What is a debit card?
If you’re soon approaching the time where you need to set up your very first bank account, you need to firstly understand the tools you will be given to be able to access and manage
your money, and the features that each one offers.
The most popular method of being able to access your money is through a debit card issued
by the financial institution where you choose to keep your funds.
This card will be issued to you soon after you open a bank account (sometimes referred to as a transaction account), and how you can then access and spend your money will be determined by the terms and conditions set out by the card provider.
A debit card allows you to:
- Withdraw cash from your provider’s branch or automatic teller machines (ATMs)
- Make purchases with retailers who have EFTPOS (electronic funds transfer point-of sale) machines by using your own PIN (personal identification number), or through payWave or PayPass
- Manage your money by being able to make deposits, monitor payments and spending and check your account balance
What are the different features of debit cards?
All Australian banks and financial institutions offer a range of different features attached to debit cards which you need to compare when you’re selecting the most appropriate one for your circumstances, based on your own financial goals and lifestyle.
The key features to consider are:
- Fees: You need to look at all the fees attached to the account and the card to determine what will be most cost-effective for you. Look out for establishment fees, any ongoing account fees and transaction fees which may come into effect at certain usage levels.
- Interest rates: If your debit card becomes overdrawn at any point, an interest rate is usually then applied to the amount and must be repaid on top of the overdrawn amount, so that your balance returns to at least $0.
- Security features: Your card will have a unique PIN attributed to it, which is either allocated by the provider or set by you, as well as a card verification value (CVV), which is a three- or four-digit number found on the back of your debit card to help reduce fraud, by proving you have the actual card with you when you purchase.
- PayPass or payWave: Some card providers will offer either of these instant transaction mechanisms so you’re able to use the card for purchases under a certain amount of money at an EFTPOS machine, simply by tapping the card.
- Rewards programs: If you’re looking at a card that incorporates Visa ‘s payWave or Mastercard’s PayPass, you may also be able to access the rewards program attached to each one, by accumulating points through your transactions which then go towards a range of cash, flights, gift or shopping discount rewards.
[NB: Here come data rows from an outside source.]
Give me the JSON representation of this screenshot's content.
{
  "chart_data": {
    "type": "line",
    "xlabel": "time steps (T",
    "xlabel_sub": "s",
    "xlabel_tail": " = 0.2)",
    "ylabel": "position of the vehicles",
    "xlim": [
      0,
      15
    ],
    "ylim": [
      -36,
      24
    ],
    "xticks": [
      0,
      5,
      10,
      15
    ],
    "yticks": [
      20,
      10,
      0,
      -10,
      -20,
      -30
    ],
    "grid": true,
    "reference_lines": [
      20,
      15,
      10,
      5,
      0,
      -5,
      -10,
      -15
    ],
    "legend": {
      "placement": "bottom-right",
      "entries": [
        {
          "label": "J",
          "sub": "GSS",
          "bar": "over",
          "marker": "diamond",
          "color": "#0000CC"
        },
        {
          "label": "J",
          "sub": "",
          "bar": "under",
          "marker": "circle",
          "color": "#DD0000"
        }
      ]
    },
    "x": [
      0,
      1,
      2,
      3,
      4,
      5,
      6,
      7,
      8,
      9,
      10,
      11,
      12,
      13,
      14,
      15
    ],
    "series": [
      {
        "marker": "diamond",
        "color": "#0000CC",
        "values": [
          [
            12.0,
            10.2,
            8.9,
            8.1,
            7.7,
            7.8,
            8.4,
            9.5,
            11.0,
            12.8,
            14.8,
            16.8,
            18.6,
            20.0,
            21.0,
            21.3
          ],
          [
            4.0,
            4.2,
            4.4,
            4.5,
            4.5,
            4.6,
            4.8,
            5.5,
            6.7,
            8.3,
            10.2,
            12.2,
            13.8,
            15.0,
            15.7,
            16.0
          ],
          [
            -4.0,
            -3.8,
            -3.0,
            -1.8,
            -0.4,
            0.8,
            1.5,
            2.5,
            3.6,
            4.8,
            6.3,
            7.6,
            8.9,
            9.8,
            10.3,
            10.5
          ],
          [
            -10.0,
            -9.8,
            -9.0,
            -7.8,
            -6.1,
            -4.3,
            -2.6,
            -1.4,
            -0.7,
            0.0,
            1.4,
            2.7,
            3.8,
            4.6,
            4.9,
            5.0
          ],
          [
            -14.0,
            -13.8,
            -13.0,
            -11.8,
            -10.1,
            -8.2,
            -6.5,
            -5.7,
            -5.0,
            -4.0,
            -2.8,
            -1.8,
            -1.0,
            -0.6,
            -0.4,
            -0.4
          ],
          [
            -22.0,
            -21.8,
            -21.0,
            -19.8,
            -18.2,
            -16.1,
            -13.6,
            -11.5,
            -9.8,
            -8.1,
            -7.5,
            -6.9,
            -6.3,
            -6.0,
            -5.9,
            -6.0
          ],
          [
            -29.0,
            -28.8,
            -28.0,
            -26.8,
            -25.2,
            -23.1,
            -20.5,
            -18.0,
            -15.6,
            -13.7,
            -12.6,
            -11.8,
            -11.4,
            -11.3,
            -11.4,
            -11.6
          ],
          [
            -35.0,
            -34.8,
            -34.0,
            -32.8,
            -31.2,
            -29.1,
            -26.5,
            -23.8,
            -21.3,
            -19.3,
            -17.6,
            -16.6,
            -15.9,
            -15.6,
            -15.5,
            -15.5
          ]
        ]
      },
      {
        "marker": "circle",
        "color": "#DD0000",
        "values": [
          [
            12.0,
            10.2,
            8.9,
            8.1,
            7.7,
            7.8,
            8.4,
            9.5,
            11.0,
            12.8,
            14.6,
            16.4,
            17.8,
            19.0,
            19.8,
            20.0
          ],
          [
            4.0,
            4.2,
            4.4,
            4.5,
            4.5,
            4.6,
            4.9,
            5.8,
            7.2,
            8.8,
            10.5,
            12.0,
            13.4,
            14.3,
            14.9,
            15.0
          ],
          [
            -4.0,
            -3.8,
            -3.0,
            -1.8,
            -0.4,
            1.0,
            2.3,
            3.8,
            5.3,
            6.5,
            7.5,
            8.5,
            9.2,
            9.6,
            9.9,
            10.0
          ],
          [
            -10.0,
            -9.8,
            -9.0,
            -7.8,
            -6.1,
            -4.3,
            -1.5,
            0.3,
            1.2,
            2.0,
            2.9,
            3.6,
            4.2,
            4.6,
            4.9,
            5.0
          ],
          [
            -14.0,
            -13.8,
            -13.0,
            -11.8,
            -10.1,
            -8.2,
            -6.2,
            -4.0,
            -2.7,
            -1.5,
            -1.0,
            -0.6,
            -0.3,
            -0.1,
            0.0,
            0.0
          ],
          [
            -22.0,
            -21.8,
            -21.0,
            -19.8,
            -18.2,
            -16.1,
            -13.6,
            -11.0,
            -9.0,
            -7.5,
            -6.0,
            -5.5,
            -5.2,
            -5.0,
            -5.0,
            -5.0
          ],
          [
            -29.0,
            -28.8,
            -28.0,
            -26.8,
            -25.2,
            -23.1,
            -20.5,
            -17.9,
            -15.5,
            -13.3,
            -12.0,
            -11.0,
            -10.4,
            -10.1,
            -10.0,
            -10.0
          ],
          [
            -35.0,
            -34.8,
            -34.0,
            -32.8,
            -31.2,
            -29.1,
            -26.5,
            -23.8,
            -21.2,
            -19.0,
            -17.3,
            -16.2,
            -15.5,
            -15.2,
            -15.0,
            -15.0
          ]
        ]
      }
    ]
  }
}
- Overseas use: If you need to use your card and account outside Australia, you need to look closely at what the foreign currency conversion costs may be on the card and whether there are any other additional fees attached to that use.
- Joint accounts: If you’re looking at setting up an account and card for multiple people to use, so that you can manage joint costs such as household expenses, you need to look at what the conditions are that come with the card and ensure each person is aware of their individual responsibility.
What is the difference between a debit card and a credit card?
Debit cards only allow you to access your own funds – they do not allow you to borrow funds, as you would with a credit card.
Credit cards attract an interest rate on balances not repaid in full by the stipulated time, which must be paid back through regular interest repayments.
The benefit of a debit card is that you have the same level of accessibility to your funds, but you don’t have to repay any additional money borrowed on credit (unless you overdraw your debit account).
For that reason, you are not required to have a credit rating in order to have a debit card, but you will be subject to a credit rating check on your financial history if you apply for a credit card.
A credit rating takes into account your history of managing any credit products, and determines how worthy you are to have credit extended to you by a credit card provider.
Many people choose to progress from having a debit card to applying for a credit card, often because they may require more flexibility to manage their financial commitments in relation to assets or their lifestyle. However, the responsibility of having a credit card should not be considered unless you have shown continued discipline in relation to spending and the management of finances associated with your debit card and account.